Art. 552 C. C. P. provides :
“No judge or justice of the peace shall sit in any case where he may be the party injured, or where he has been of counsel for the State or the accused, or where the accused or the party injured may be connected with him by consanguinity or affinity within the third degree.”
It being evident that Judge Maberry was related to appellant within the third degree by affinity, he was thereby disqualified from trying the case in which it was declared that appellant had been restored to sanity; and he being thus disqualified, this judgment was a nullity and void. Graham v. State, 43 Tex. Cr. R. 110, 63 S. W. 558; Woody v. State, 69 S. W. 155; Summerlin v. State, 69 Tex. Cr. 275, 153 S.W. 890.
We then find appellant under the provisions of the insanity judgment of June 1936 an adjudicated insane person, and are precluded from taking into consideration the allegations set forth in the void judgment of August 1937. Under these circumstances it became the duty of the State to establish appellant’s sanity at the time of the commission of this alleged offense beyond a reasonable doubt. See Hunt v. State, 33 Tex. Cr. R. 252; Witty v. State, 69 Tex. Cr. R. 125, 153 S. W. 1146; Morse v. State, 68 Tex. Cr. R. 351, 152 S. W. 927.
It is true in a majority of cases, as set forth in the trial court’s charge, that “Every man is presumed to be sane until the contrary appears to the jury trying him.” But such legal presumption does not obtain when it is shown that a jury had theretofore adjudged such person to be one of unsound mind as provided by law. In such an event the accused is presumed to be insane until his sanity is established by the State, and this beyond a reasonable doubt, along with the other necessary things to be proven by the State.
“The defendant is not required to establish his plea of insanity beyond a reasonable doubt, the burden is on him to establish it to the satisfaction of the jury by a preponderance of the evidence.”
By virtue of the nullity of the judgment entered by the disqualified judge in 1937, — see 25 Tex. Jur., p. 774, Sec. 291,— appellant appeared before the trial court as an insane person, and it was the duty of the State to show his sanity beyond a reasonable doubt, and the duty of the trial court to so instruct the jury.
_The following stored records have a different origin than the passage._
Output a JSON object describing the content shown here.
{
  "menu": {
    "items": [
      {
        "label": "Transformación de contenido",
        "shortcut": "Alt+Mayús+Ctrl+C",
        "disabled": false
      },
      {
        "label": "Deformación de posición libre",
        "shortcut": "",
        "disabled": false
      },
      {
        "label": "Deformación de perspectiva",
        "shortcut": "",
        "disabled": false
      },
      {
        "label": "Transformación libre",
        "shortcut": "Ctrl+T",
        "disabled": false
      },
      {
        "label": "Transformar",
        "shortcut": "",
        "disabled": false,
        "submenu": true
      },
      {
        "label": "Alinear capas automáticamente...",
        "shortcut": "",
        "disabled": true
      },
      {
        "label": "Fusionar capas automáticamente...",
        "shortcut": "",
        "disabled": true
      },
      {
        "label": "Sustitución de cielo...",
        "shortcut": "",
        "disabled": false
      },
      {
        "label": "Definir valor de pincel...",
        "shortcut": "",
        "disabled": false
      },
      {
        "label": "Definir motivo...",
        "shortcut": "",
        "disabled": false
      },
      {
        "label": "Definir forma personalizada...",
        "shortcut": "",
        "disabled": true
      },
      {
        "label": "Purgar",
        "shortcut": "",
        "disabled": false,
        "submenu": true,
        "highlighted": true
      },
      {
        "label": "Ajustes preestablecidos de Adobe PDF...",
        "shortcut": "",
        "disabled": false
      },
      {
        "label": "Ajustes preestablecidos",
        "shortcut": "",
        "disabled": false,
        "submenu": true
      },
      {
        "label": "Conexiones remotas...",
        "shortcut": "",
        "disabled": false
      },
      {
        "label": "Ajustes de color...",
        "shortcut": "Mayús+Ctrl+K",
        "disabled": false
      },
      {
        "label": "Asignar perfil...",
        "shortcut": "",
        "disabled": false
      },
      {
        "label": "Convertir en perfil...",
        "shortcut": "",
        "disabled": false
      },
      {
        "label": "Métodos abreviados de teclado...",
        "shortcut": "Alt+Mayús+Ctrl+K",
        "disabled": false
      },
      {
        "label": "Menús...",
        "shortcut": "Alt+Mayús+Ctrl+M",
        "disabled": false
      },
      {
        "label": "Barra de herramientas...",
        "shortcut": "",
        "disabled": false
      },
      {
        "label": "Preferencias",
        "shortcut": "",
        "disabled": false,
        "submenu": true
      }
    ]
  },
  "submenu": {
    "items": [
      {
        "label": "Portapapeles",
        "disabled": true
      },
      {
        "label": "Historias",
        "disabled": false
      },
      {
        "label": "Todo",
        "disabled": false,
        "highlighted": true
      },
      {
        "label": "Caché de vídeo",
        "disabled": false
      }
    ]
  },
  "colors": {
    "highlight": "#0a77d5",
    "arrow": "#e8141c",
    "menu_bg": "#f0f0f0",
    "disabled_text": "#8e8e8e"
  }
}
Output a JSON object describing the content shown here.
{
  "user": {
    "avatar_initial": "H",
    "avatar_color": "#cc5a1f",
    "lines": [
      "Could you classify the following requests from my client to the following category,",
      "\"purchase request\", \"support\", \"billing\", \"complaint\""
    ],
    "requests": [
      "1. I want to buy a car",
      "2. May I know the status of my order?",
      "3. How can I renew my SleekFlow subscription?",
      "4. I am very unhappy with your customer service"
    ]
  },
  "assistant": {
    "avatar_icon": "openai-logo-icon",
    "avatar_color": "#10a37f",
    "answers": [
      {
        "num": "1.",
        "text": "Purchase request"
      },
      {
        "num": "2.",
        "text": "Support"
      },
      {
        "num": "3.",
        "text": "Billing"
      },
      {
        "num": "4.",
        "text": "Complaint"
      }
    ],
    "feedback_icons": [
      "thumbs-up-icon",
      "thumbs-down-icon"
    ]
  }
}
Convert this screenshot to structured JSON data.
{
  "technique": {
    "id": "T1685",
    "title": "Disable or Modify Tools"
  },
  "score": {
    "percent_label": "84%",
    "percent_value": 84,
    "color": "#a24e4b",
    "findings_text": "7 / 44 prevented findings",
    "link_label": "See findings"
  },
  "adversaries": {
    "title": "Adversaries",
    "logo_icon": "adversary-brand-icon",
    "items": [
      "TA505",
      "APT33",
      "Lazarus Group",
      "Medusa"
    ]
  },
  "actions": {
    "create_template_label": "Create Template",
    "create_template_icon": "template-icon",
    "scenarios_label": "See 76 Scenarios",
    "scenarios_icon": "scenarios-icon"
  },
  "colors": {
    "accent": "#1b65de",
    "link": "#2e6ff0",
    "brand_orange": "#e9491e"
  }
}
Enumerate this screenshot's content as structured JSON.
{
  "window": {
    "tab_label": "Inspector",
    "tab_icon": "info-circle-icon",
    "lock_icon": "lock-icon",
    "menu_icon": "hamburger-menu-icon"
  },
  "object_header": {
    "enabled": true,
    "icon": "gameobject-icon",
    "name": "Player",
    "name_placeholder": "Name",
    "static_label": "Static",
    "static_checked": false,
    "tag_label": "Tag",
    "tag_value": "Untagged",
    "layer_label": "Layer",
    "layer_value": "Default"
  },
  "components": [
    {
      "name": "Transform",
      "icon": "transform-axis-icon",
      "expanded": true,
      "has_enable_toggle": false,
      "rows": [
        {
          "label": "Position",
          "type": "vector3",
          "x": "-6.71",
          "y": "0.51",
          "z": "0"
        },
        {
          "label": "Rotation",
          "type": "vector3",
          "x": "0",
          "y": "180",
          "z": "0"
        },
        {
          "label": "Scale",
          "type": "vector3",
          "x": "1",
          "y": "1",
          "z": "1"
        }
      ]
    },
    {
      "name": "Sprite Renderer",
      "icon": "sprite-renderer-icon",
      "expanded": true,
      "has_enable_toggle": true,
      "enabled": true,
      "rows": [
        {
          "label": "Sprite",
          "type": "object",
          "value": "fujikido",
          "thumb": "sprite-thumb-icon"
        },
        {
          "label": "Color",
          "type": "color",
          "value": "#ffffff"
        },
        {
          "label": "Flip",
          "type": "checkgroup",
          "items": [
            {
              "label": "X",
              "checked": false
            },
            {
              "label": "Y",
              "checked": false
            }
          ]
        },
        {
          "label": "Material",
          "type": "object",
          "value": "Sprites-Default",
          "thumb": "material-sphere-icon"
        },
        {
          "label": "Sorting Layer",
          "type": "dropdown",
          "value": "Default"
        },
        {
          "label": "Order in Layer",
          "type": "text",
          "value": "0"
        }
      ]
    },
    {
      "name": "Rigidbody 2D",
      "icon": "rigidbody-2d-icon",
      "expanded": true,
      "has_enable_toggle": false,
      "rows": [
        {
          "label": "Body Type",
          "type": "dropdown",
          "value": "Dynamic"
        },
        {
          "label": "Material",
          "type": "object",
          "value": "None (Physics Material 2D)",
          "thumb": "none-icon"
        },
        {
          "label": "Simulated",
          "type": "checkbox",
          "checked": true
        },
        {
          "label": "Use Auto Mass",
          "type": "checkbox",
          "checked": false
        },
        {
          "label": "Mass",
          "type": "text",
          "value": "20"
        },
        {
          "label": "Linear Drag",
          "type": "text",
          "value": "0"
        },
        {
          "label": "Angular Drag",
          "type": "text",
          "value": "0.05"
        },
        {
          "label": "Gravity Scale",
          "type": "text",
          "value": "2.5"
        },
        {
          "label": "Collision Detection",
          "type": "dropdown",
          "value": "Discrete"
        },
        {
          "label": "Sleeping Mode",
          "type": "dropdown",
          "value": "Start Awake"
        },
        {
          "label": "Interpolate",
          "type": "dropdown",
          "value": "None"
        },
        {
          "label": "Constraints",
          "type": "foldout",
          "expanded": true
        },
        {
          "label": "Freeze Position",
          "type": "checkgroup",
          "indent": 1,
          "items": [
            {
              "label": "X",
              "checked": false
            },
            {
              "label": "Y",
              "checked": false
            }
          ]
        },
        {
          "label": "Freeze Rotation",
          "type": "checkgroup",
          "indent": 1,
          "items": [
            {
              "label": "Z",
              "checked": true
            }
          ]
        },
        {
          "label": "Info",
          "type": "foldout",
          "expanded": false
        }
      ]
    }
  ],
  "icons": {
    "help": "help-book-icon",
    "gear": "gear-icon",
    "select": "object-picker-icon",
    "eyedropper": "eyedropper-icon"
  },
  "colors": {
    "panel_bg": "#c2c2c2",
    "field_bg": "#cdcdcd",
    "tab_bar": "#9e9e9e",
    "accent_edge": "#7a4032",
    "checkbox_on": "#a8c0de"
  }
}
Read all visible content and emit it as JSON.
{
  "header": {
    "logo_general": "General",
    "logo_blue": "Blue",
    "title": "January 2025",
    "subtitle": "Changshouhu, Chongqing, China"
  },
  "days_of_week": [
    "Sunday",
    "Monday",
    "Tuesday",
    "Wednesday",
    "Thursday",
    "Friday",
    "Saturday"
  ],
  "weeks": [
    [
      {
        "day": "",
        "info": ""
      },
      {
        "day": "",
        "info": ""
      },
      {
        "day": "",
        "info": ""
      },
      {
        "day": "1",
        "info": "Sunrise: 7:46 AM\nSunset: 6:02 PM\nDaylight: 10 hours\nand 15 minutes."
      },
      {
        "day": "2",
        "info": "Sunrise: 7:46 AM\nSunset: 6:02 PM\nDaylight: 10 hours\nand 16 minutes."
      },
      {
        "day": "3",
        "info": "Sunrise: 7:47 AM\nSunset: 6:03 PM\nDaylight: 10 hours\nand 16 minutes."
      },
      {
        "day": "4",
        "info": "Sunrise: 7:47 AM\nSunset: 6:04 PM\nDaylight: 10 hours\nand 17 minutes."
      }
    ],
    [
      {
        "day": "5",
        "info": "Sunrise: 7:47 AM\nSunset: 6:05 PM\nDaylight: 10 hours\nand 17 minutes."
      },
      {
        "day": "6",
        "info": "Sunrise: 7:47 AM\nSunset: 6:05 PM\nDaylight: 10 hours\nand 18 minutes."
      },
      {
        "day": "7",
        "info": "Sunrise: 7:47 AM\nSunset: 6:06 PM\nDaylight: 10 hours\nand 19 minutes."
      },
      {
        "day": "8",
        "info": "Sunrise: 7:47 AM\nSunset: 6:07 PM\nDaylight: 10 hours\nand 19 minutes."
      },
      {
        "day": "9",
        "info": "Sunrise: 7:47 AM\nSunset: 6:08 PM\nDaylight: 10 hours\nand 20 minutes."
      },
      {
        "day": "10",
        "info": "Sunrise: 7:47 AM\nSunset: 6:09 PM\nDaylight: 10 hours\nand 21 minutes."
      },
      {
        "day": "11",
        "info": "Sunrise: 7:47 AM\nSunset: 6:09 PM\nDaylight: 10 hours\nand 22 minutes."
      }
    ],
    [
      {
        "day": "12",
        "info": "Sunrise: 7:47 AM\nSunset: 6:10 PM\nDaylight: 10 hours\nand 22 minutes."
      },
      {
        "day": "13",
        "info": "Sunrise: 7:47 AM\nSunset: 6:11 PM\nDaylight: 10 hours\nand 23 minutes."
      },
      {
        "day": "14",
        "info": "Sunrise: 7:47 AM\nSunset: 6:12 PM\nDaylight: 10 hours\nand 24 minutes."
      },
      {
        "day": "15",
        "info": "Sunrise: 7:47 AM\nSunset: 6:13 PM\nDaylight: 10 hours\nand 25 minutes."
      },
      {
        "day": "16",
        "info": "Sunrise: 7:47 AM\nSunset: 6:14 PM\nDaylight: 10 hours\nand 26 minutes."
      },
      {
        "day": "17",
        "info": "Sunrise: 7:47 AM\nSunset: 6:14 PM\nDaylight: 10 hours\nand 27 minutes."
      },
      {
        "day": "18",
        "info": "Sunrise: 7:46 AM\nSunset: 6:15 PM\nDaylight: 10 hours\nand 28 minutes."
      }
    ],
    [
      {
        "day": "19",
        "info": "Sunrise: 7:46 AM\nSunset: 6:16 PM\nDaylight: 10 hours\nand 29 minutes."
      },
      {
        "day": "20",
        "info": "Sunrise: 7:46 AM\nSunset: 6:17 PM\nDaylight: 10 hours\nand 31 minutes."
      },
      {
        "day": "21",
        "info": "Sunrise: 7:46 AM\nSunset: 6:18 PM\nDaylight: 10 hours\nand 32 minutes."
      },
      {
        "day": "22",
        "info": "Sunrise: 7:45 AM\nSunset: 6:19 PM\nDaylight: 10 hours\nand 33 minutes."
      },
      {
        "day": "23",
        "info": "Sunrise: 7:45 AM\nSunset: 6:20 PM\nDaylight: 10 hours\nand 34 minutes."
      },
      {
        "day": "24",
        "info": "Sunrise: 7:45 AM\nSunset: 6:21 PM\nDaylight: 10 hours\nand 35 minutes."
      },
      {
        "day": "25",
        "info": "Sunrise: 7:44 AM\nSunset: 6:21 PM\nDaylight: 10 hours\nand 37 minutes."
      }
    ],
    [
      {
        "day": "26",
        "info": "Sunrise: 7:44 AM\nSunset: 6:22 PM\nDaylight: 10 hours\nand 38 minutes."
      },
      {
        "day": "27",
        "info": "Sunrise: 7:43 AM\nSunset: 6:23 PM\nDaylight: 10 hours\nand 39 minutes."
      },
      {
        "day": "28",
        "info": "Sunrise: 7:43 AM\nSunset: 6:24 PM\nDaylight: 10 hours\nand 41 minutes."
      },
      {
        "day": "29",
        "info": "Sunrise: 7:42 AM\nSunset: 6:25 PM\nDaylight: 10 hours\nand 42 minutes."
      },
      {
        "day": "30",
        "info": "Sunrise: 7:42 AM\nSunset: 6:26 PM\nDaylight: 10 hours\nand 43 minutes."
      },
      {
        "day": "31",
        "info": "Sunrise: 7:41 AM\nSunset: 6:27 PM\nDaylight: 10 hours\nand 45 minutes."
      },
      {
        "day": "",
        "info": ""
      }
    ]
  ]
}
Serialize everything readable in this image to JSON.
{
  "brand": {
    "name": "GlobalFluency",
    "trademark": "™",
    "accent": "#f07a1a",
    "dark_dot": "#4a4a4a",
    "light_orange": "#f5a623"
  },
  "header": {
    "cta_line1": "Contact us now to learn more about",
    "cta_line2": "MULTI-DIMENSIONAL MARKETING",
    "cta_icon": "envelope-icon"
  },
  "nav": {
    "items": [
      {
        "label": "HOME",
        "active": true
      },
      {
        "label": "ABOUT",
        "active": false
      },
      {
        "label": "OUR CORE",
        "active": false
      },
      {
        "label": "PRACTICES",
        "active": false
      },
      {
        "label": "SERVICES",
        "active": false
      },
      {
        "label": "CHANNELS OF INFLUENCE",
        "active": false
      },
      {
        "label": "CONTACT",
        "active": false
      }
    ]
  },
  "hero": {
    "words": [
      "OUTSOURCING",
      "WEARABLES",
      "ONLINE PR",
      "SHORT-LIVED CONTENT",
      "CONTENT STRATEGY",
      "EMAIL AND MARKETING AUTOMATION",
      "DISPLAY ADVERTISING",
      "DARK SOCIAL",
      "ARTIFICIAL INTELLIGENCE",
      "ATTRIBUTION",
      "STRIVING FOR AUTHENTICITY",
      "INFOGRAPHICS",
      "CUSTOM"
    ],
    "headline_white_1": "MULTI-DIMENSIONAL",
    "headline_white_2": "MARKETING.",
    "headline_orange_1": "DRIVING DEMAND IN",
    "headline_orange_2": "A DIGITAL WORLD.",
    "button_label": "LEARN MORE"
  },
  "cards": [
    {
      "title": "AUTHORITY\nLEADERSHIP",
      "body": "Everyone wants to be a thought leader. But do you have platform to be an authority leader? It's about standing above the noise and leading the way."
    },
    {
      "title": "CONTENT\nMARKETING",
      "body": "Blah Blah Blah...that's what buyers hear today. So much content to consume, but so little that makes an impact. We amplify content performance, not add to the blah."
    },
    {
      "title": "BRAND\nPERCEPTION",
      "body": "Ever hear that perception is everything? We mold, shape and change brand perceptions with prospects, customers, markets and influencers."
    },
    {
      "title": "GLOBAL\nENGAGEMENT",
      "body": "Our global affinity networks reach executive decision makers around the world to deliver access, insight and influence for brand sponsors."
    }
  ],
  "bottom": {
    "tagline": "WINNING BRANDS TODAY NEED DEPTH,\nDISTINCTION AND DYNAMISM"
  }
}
This matter was timely called to the trial court’s attention in appellant’s objections to the court’s charge, as well as in a special requested charge presented by appellant’s attorneys before said charge was read to the jury, which requested charge properly placed the burden of proof upon the State relative to showing the sanity of appellant on the date of the commission of the alleged offense.
For the error in failing to give such charge or one of like import, this judgment is reversed and the cause remanded.